As some of you may know, I have been involved in an affair with my best friend for the better part of 6 years. We have been friends since we were teenagers (we are both now 37) - she moved to England for teachers college, met a guy and started a family. I stayed in Canada, and ironically became a professor at the university we both attended.
We had amazing chemistry when we were younger, but couldn't get the timing right - either she was seeing someone, or I was. Right before she left, I told her I loved her, but she was with someone... and I thought I had missed my chance. In 2016 on a visit to Canada, a night out turned into something more, and since then, we have been in an on again and off again affair. Most recently, I just got back from visiting her in England - quite literally no one in my life knows I went. I told family/friends/colleagues that I was speaking at a conference, and off I went.
As always, we had a magical time. I took her to Hélène Darroze, one of London's few 3 star Michelin restaurants, and it felt like we never skipped a beat. In parting though, we both acknowledged that neither of us knows where this can go - as we lay together, we literally had to set a timer because she had to get home to her husband and kids.
There is no tenable path forward, she would be giving up her entire life to be with me, and even if she was prepared to do that, there are two young children involved. I can't move to England for a number of professional and personal obligations. The logical thing to do would be to stop - we are both being awful people, and I know I am contributing to something that could tear a family apart.

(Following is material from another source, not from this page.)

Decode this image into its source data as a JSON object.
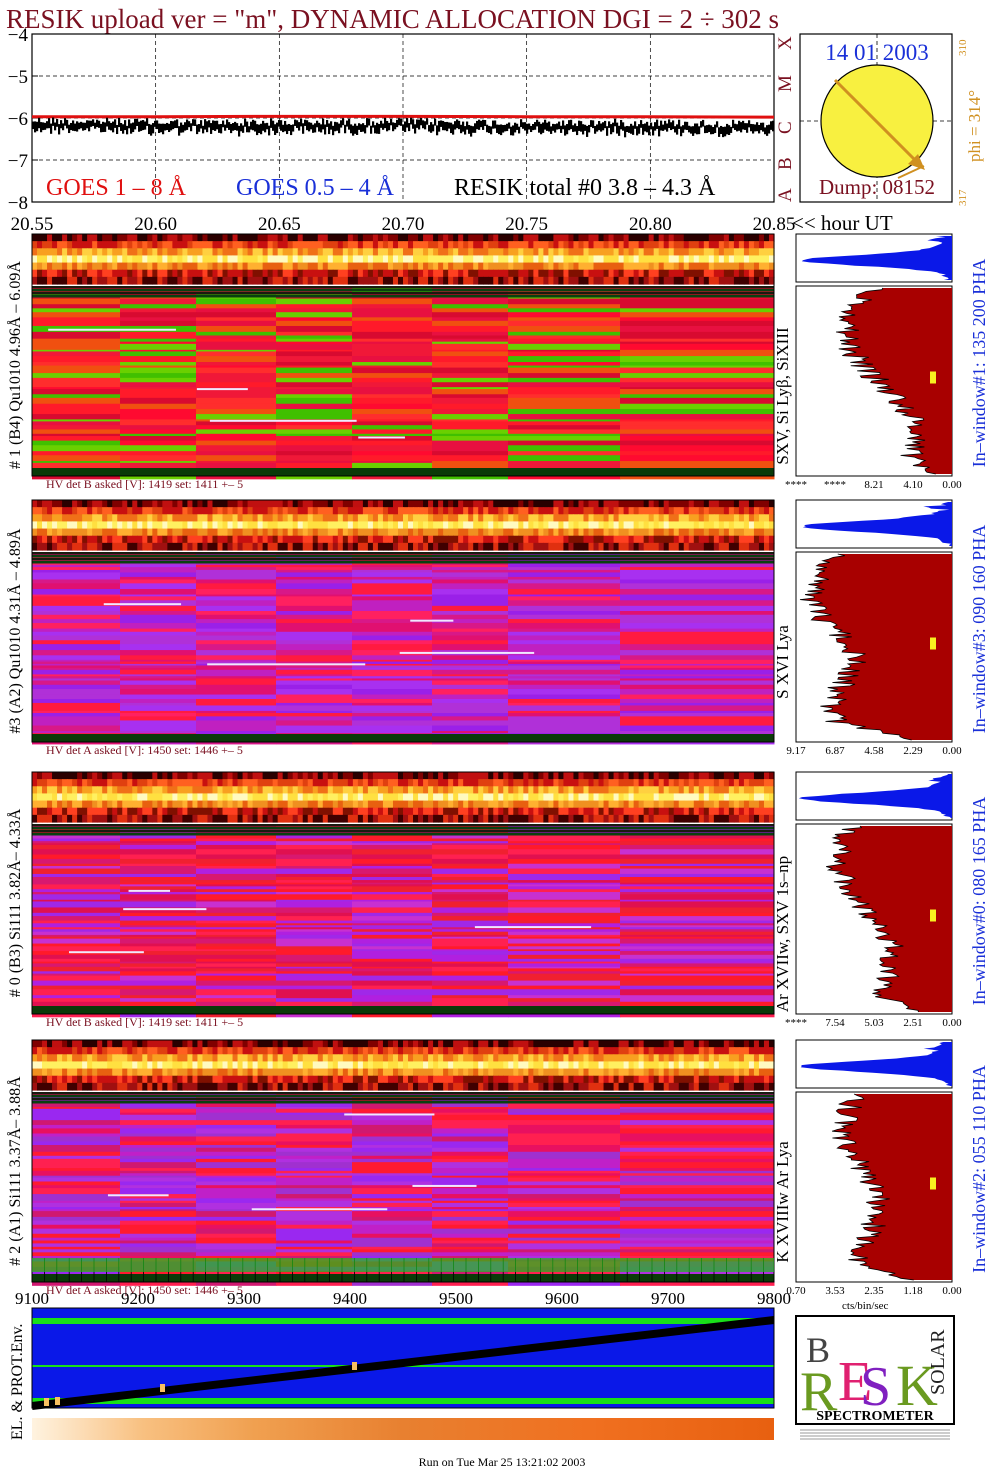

The look of guilt on her face as she walked out the door should be enough to stop, but we never do.
The cycle will rinse and repeat. Me living for these brief moments when I can see her, and keeping other woman at arms length, while she experiences a period of self loathing/shame (if only for a little while, as we eventually begin rationalizing reasons why it's okay to do this).
I don't know why I'm telling any of you this - I guess it's because I'm too ashamed to tell people that actually know me. Even with all of this in mind, I would do it again in a heartbeat.
You want to know what's worse than unrequited love, or a missed opportunity? Love that's reciprocated, but can't be acted upon. In some ways, it would have been easier if she told me she didn't feel the same way.
To the younger guys/girls out there, if you like someone and there's a chance of being together - tell them, don't wait.
PS: I know I am being a horrible person, and have no intent on rationalizing what I am doing. Flame away.